The spreadsheet consists of 15 columns, and each column represents a year. On the rows that run down the left-hand side of the spreadsheet is a section that represents expenses and a section that represents income. The couple has used the spreadsheet to forecast their expenses for those crucial “setting up” years. They’ve already bought a used tractor and a broadcast seeder, and will eventually need to invest in such things as deer fencing. The long-term view the spreadsheet has developed gives them confidence that these investments will begin to pay off — somewhere around year 10 or 12 when they have marketable products. And the couple feels permaculture is the kind of enterprise that can be prepped for over the years while they hold down off-farm jobs and maintain good cash flow; Baldwin is employed at Ethos Green Power in nearby Viroqua, Wis., and Hawes works remotely for an insurance company.

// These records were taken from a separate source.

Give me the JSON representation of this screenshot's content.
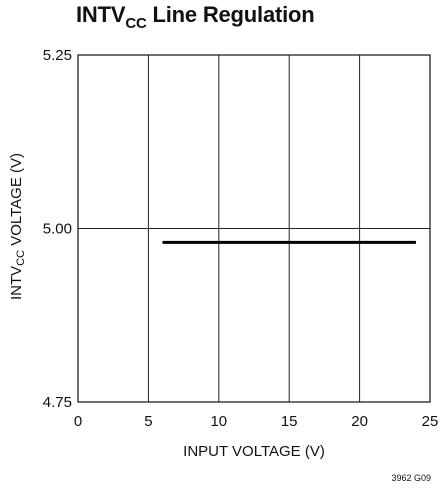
{
  "chart_data": {
    "type": "line",
    "title_main": "INTV",
    "title_sub": "CC",
    "title_rest": " Line Regulation",
    "xlabel": "INPUT VOLTAGE (V)",
    "ylabel_main": "INTV",
    "ylabel_sub": "CC",
    "ylabel_rest": " VOLTAGE (V)",
    "xlim": [
      0,
      25
    ],
    "ylim": [
      4.75,
      5.25
    ],
    "x_ticks": [
      0,
      5,
      10,
      15,
      20,
      25
    ],
    "x_tick_labels": [
      "0",
      "5",
      "10",
      "15",
      "20",
      "25"
    ],
    "y_ticks": [
      4.75,
      5.0,
      5.25
    ],
    "y_tick_labels": [
      "4.75",
      "5.00",
      "5.25"
    ],
    "grid": true,
    "series": [
      {
        "x": [
          6,
          24
        ],
        "y": [
          4.98,
          4.98
        ]
      }
    ],
    "figure_id": "3962 G09"
  }
}
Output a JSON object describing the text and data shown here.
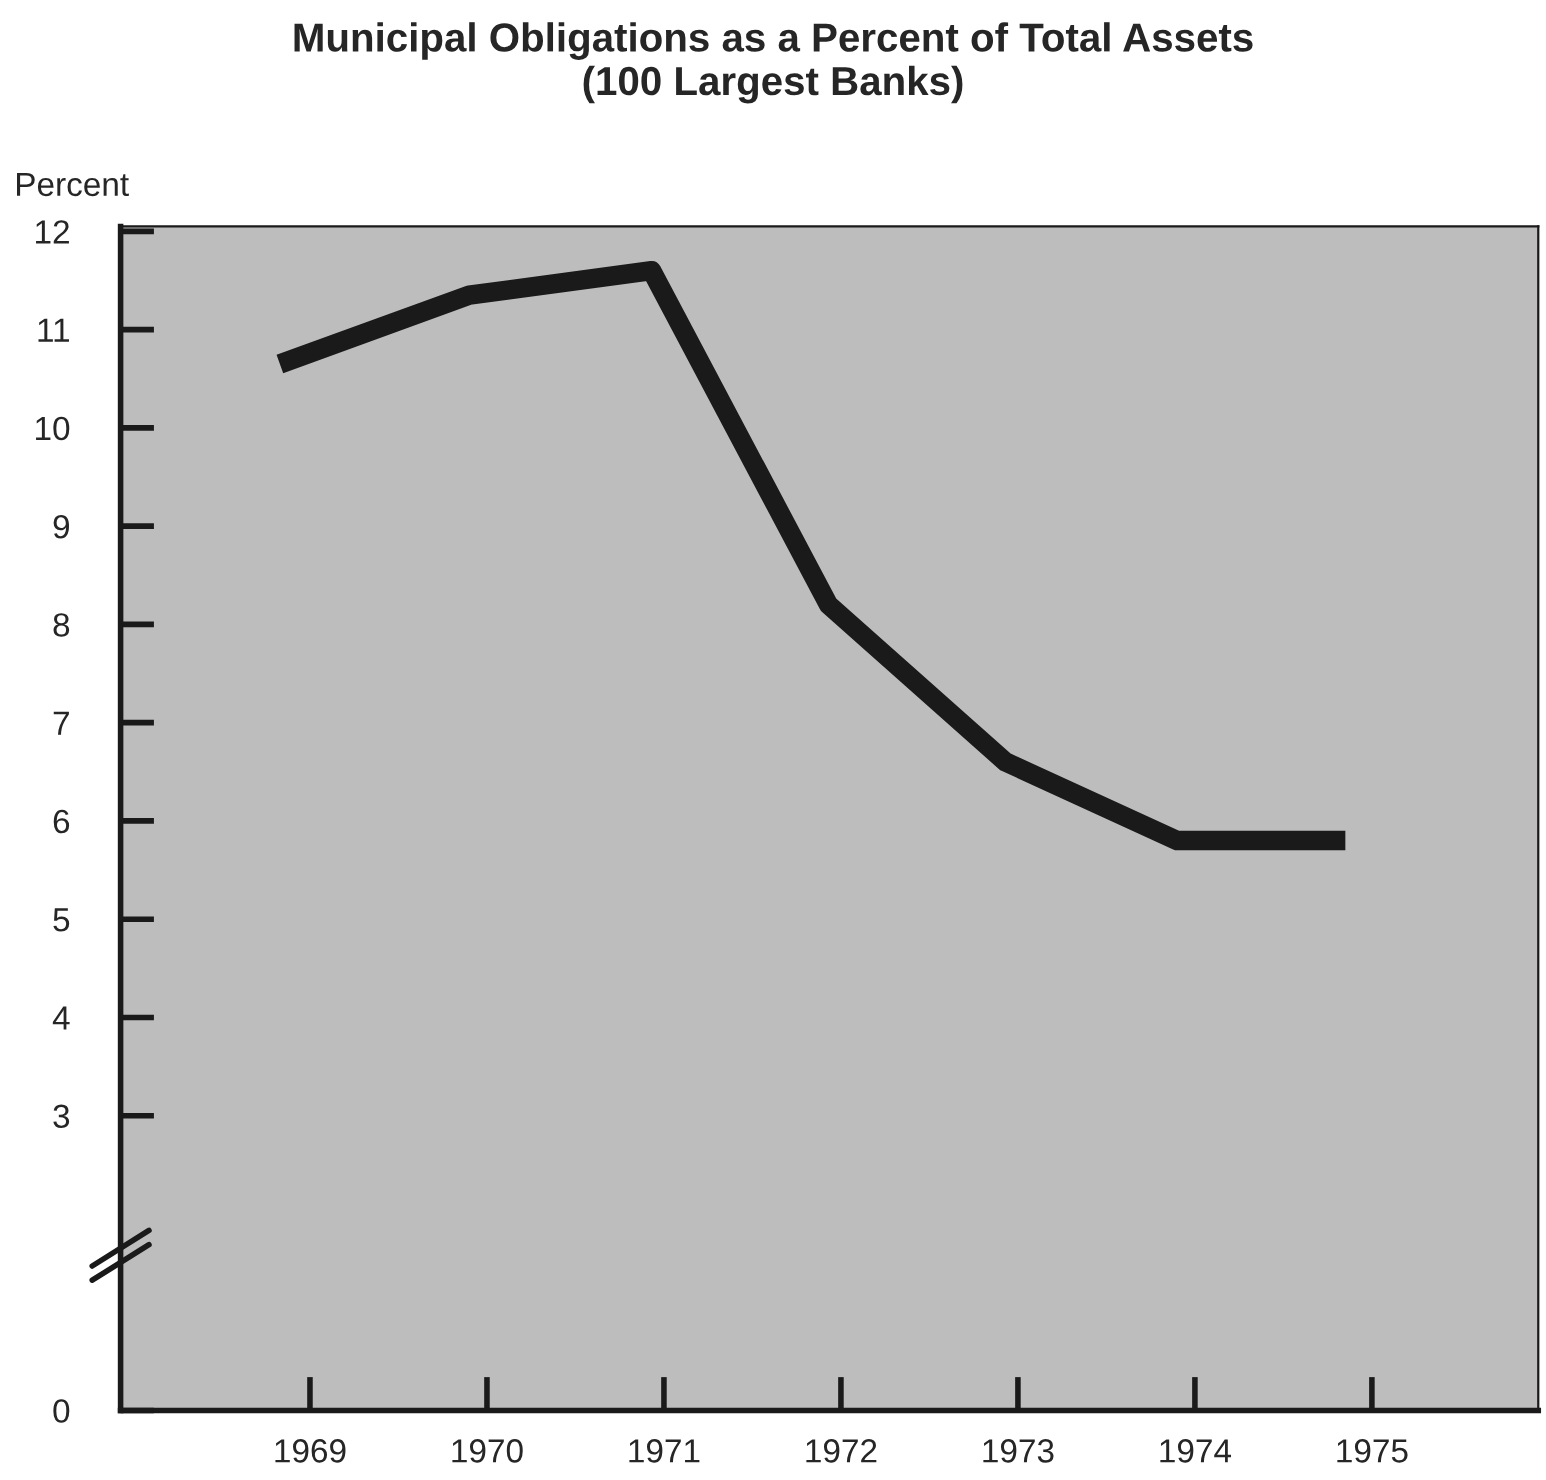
{
  "chart_data": {
    "type": "line",
    "title": "Municipal Obligations as a Percent of Total Assets\n(100 Largest Banks)",
    "ylabel": "Percent",
    "x": [
      1968.83,
      1969.9,
      1970.93,
      1971.93,
      1972.93,
      1973.9,
      1974.85
    ],
    "series": [
      {
        "color": "#1a1a1a",
        "values": [
          10.65,
          11.35,
          11.6,
          8.2,
          6.6,
          5.8,
          5.8
        ]
      }
    ],
    "xlim": [
      1967.93,
      1975.94
    ],
    "xticks": [
      1969,
      1970,
      1971,
      1972,
      1973,
      1974,
      1975
    ],
    "ylim": [
      0,
      12.05
    ],
    "yticks": [
      0,
      3,
      4,
      5,
      6,
      7,
      8,
      9,
      10,
      11,
      12
    ],
    "grid": false,
    "marker": "none",
    "line_style": "solid"
  }
}
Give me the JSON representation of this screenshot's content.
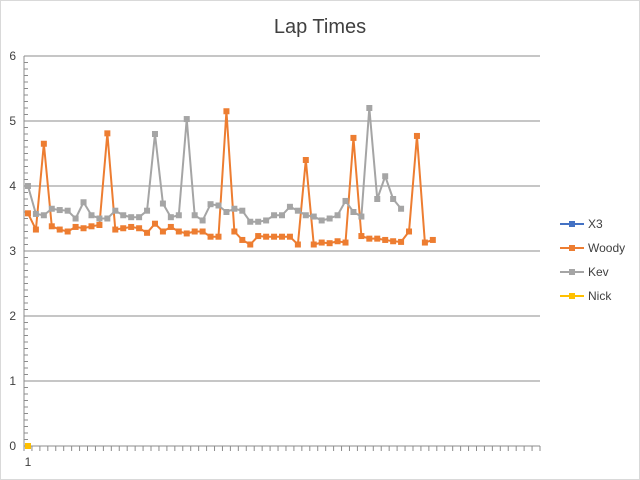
{
  "chart_data": {
    "type": "line",
    "title": "Lap Times",
    "xlabel": "",
    "ylabel": "",
    "ylim": [
      0,
      6
    ],
    "yticks": [
      0,
      1,
      2,
      3,
      4,
      5,
      6
    ],
    "x_tick_labels": [
      "1"
    ],
    "grid": "horizontal",
    "legend_position": "right",
    "x_count": 65,
    "series": [
      {
        "name": "X3",
        "color": "#4472c4",
        "values": [
          0
        ]
      },
      {
        "name": "Woody",
        "color": "#ed7d31",
        "values": [
          3.58,
          3.33,
          4.65,
          3.38,
          3.33,
          3.3,
          3.37,
          3.35,
          3.38,
          3.4,
          4.81,
          3.33,
          3.35,
          3.37,
          3.35,
          3.28,
          3.42,
          3.3,
          3.37,
          3.3,
          3.27,
          3.3,
          3.3,
          3.22,
          3.22,
          5.15,
          3.3,
          3.17,
          3.1,
          3.23,
          3.22,
          3.22,
          3.22,
          3.22,
          3.1,
          4.4,
          3.1,
          3.13,
          3.12,
          3.15,
          3.13,
          4.74,
          3.23,
          3.19,
          3.19,
          3.17,
          3.15,
          3.14,
          3.3,
          4.77,
          3.13,
          3.17
        ]
      },
      {
        "name": "Kev",
        "color": "#a5a5a5",
        "values": [
          4.0,
          3.57,
          3.55,
          3.65,
          3.63,
          3.62,
          3.5,
          3.75,
          3.55,
          3.5,
          3.5,
          3.62,
          3.55,
          3.52,
          3.52,
          3.62,
          4.8,
          3.73,
          3.52,
          3.55,
          5.03,
          3.55,
          3.47,
          3.72,
          3.7,
          3.6,
          3.65,
          3.62,
          3.45,
          3.45,
          3.47,
          3.55,
          3.55,
          3.68,
          3.62,
          3.55,
          3.53,
          3.47,
          3.5,
          3.55,
          3.77,
          3.6,
          3.53,
          5.2,
          3.8,
          4.15,
          3.8,
          3.65
        ]
      },
      {
        "name": "Nick",
        "color": "#ffc000",
        "values": [
          0
        ]
      }
    ]
  }
}
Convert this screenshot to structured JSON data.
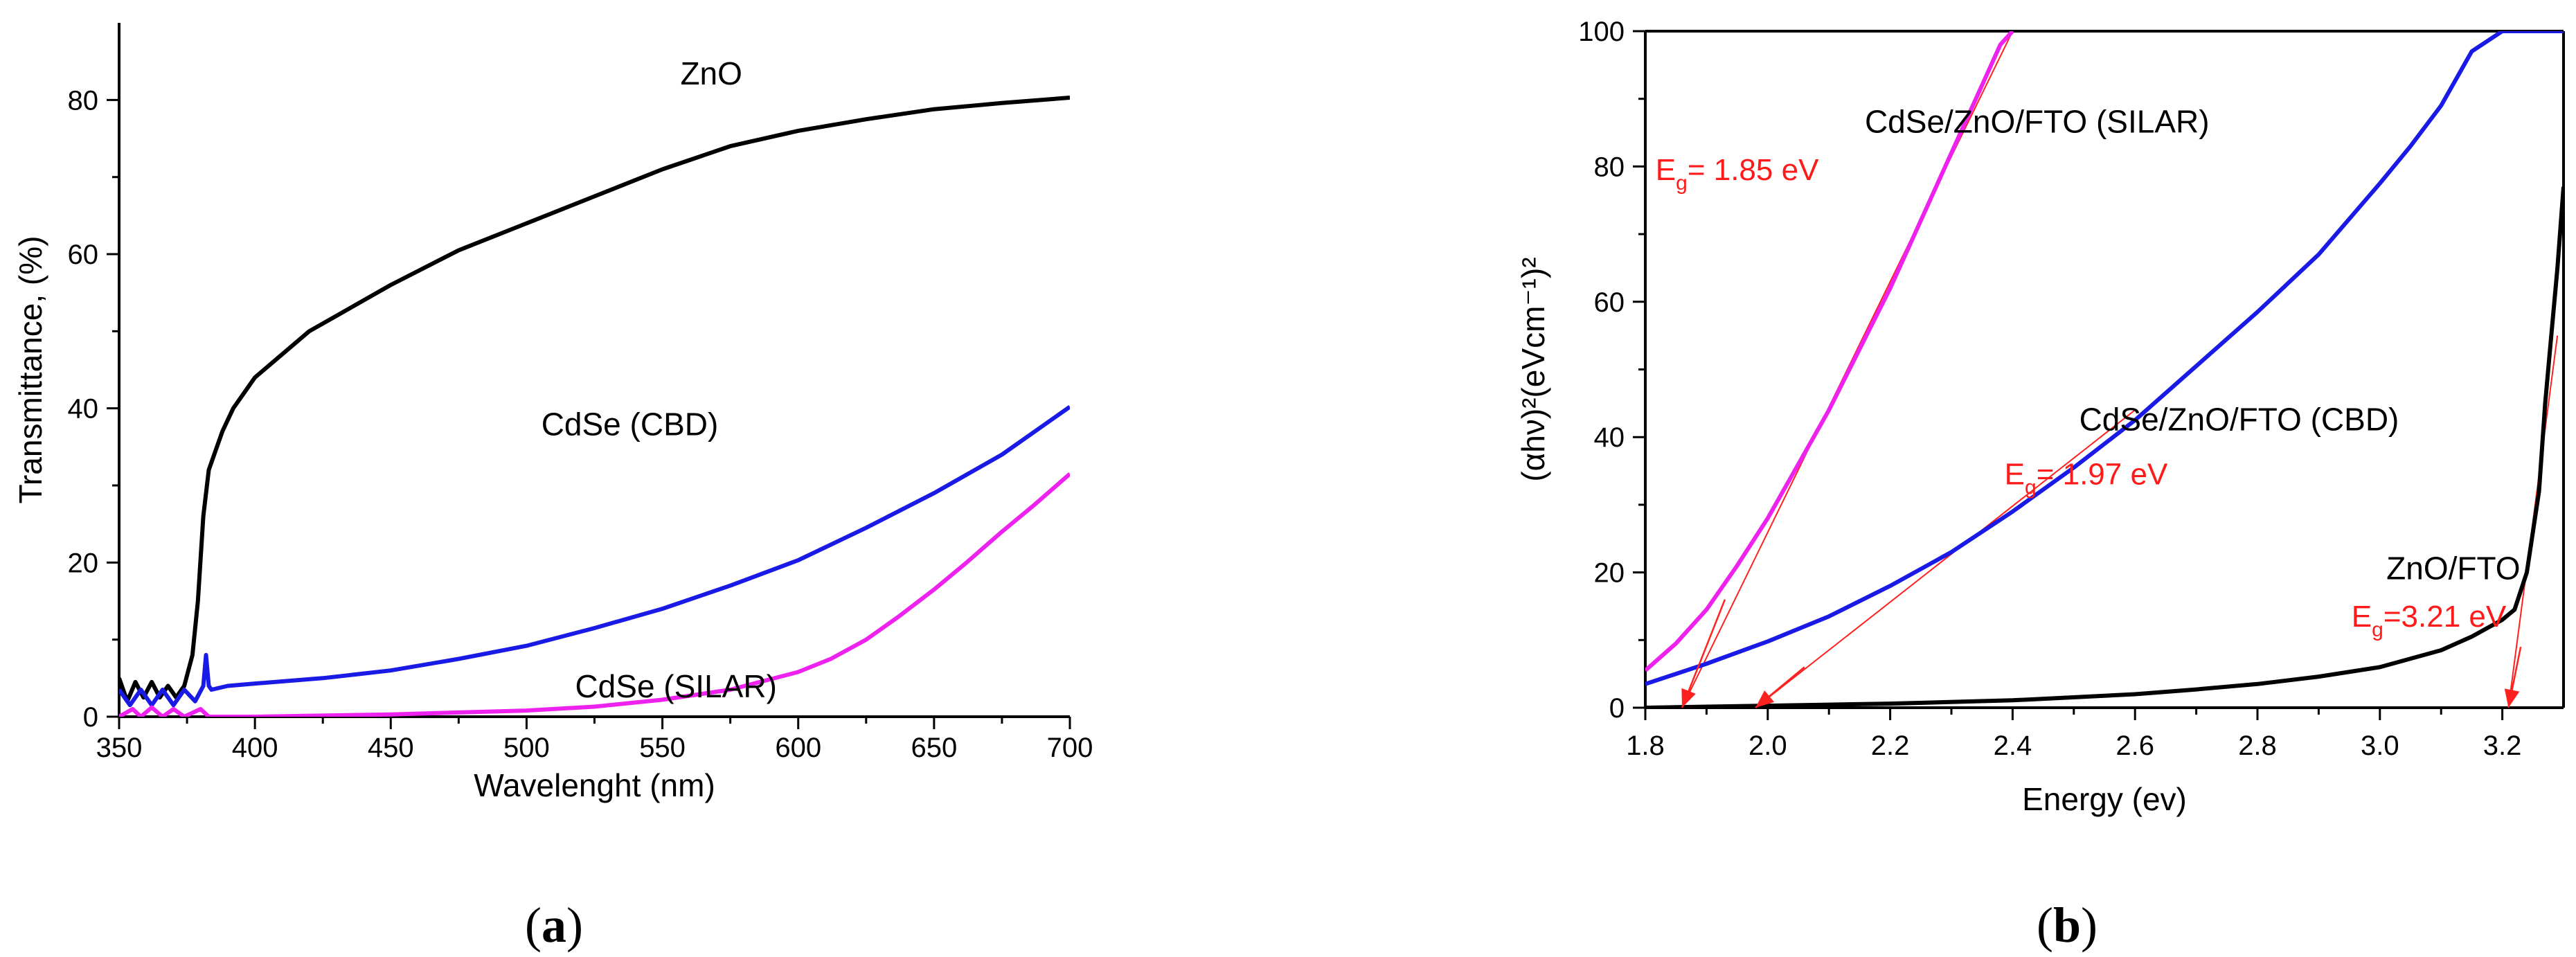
{
  "colors": {
    "black": "#000000",
    "blue": "#1a1ae6",
    "magenta": "#ee22ee",
    "red": "#ff2020"
  },
  "chart_data": [
    {
      "panel": "a",
      "type": "line",
      "xlabel": "Wavelenght (nm)",
      "ylabel": "Transmittance, (%)",
      "xlim": [
        350,
        700
      ],
      "ylim": [
        0,
        90
      ],
      "xticks": [
        350,
        400,
        450,
        500,
        550,
        600,
        650,
        700
      ],
      "yticks": [
        0,
        20,
        40,
        60,
        80
      ],
      "panel_label": {
        "open": "(",
        "letter": "a",
        "close": ")"
      },
      "series": [
        {
          "name": "ZnO",
          "color": "#000000",
          "x": [
            350,
            353,
            356,
            359,
            362,
            365,
            368,
            371,
            374,
            377,
            379,
            381,
            383,
            385,
            388,
            392,
            396,
            400,
            410,
            420,
            430,
            450,
            475,
            500,
            525,
            550,
            575,
            600,
            625,
            650,
            675,
            700
          ],
          "y": [
            5,
            2,
            4.5,
            2.5,
            4.5,
            2.5,
            4,
            2.5,
            4,
            8,
            15,
            26,
            32,
            34,
            37,
            40,
            42,
            44,
            47,
            50,
            52,
            56,
            60.5,
            64,
            67.5,
            71,
            74,
            76,
            77.5,
            78.8,
            79.6,
            80.3
          ]
        },
        {
          "name": "CdSe (CBD)",
          "color": "#1a1ae6",
          "x": [
            350,
            354,
            358,
            362,
            366,
            370,
            374,
            378,
            381,
            382,
            383,
            384,
            390,
            400,
            425,
            450,
            475,
            500,
            525,
            550,
            575,
            600,
            625,
            650,
            675,
            700
          ],
          "y": [
            3.5,
            1.5,
            3.5,
            1.5,
            3.5,
            1.5,
            3.5,
            2,
            4,
            8,
            4,
            3.5,
            4,
            4.3,
            5,
            6,
            7.5,
            9.2,
            11.5,
            14,
            17,
            20.3,
            24.5,
            29,
            34,
            40.2
          ]
        },
        {
          "name": "CdSe (SILAR)",
          "color": "#ee22ee",
          "x": [
            350,
            355,
            358,
            362,
            366,
            370,
            374,
            380,
            383,
            390,
            400,
            450,
            500,
            525,
            550,
            575,
            600,
            612,
            625,
            637,
            650,
            662,
            675,
            687,
            700
          ],
          "y": [
            0,
            1,
            0,
            1.2,
            0,
            1,
            0,
            1,
            0,
            0,
            0,
            0.3,
            0.8,
            1.3,
            2.2,
            3.5,
            5.8,
            7.5,
            10,
            13,
            16.5,
            20,
            24,
            27.5,
            31.5
          ]
        }
      ],
      "annotations": [
        {
          "text": "ZnO",
          "x": 568,
          "y": 82
        },
        {
          "text": "CdSe (CBD)",
          "x": 538,
          "y": 36.5
        },
        {
          "text": "CdSe (SILAR)",
          "x": 555,
          "y": 2.5
        }
      ]
    },
    {
      "panel": "b",
      "type": "line",
      "xlabel": "Energy (ev)",
      "ylabel": "(αhν)²(eVcm⁻¹)²",
      "xlim": [
        1.8,
        3.3
      ],
      "ylim": [
        0,
        100
      ],
      "xticks": [
        1.8,
        2.0,
        2.2,
        2.4,
        2.6,
        2.8,
        3.0,
        3.2
      ],
      "xticklabels": [
        "1.8",
        "2.0",
        "2.2",
        "2.4",
        "2.6",
        "2.8",
        "3.0",
        "3.2"
      ],
      "yticks": [
        0,
        20,
        40,
        60,
        80,
        100
      ],
      "panel_label": {
        "open": "(",
        "letter": "b",
        "close": ")"
      },
      "series": [
        {
          "name": "CdSe/ZnO/FTO (SILAR)",
          "color": "#ee22ee",
          "x": [
            1.8,
            1.85,
            1.9,
            1.95,
            2.0,
            2.05,
            2.1,
            2.15,
            2.2,
            2.25,
            2.3,
            2.35,
            2.38,
            2.4
          ],
          "y": [
            5.5,
            9.5,
            14.5,
            21,
            28,
            36,
            44,
            53,
            62,
            72,
            82,
            92,
            98,
            100
          ]
        },
        {
          "name": "CdSe/ZnO/FTO (CBD)",
          "color": "#1a1ae6",
          "x": [
            1.8,
            1.9,
            2.0,
            2.1,
            2.2,
            2.3,
            2.4,
            2.5,
            2.6,
            2.7,
            2.8,
            2.9,
            3.0,
            3.05,
            3.1,
            3.15,
            3.2,
            3.3
          ],
          "y": [
            3.5,
            6.5,
            9.8,
            13.5,
            18,
            23,
            29,
            35.5,
            42.5,
            50.5,
            58.5,
            67,
            77.5,
            83,
            89,
            97,
            100,
            100
          ]
        },
        {
          "name": "ZnO/FTO",
          "color": "#000000",
          "x": [
            1.8,
            2.0,
            2.2,
            2.4,
            2.6,
            2.7,
            2.8,
            2.9,
            3.0,
            3.1,
            3.15,
            3.2,
            3.22,
            3.24,
            3.26,
            3.27,
            3.28,
            3.29,
            3.3
          ],
          "y": [
            0,
            0.3,
            0.6,
            1.1,
            2,
            2.7,
            3.5,
            4.6,
            6,
            8.5,
            10.5,
            13,
            14.5,
            20,
            32,
            45,
            55,
            65,
            77
          ]
        }
      ],
      "fit_lines": [
        {
          "x": [
            1.86,
            2.4
          ],
          "y": [
            0,
            100
          ]
        },
        {
          "x": [
            1.98,
            2.6
          ],
          "y": [
            0,
            44
          ]
        },
        {
          "x": [
            3.21,
            3.29
          ],
          "y": [
            0,
            55
          ]
        }
      ],
      "arrows": [
        {
          "from": [
            1.93,
            16
          ],
          "to": [
            1.86,
            0
          ]
        },
        {
          "from": [
            2.06,
            6
          ],
          "to": [
            1.98,
            0
          ]
        },
        {
          "from": [
            3.23,
            9
          ],
          "to": [
            3.21,
            0
          ]
        }
      ],
      "annotations": [
        {
          "text": "CdSe/ZnO/FTO (SILAR)",
          "x": 2.44,
          "y": 85
        },
        {
          "text": "CdSe/ZnO/FTO (CBD)",
          "x": 2.77,
          "y": 41
        },
        {
          "text": "ZnO/FTO",
          "x": 3.12,
          "y": 19
        }
      ],
      "band_gaps": [
        {
          "prefix": "E",
          "sub": "g",
          "value": "= 1.85 eV",
          "x": 1.95,
          "y": 78
        },
        {
          "prefix": "E",
          "sub": "g",
          "value": "= 1.97 eV",
          "x": 2.52,
          "y": 33
        },
        {
          "prefix": "E",
          "sub": "g",
          "value": "=3.21 eV",
          "x": 3.08,
          "y": 12
        }
      ]
    }
  ]
}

“It’s way more fun to look at apple varieties than it is to put together a breakeven spreadsheet, but the breakeven spreadsheet is arguably more important than understanding the varieties,” says Hawes
They are also spending their planning years figuring out such strategies as whether to sell apples wholesale or if they should bring customers to their farm via a u-pick enterprise — or a combination of both. In a sense, that spreadsheet isn’t just predicting financial breakevens — it’s also trying to forecast what role Hawes and Baldwin can play in making the planet a better place. The more their farm provides a fulltime income, the more they can concentrate on building its ecological resiliency.
“It’s broader than just making money off of our crops,” says Baldwin. “Through permaculture classes and then Farm Beginnings, we began to see agriculture as a way to steward the land in a sustainable, regenerative way. It gave me hope that we can improve the soil and the quality of our food — they don’t have to be separate things.”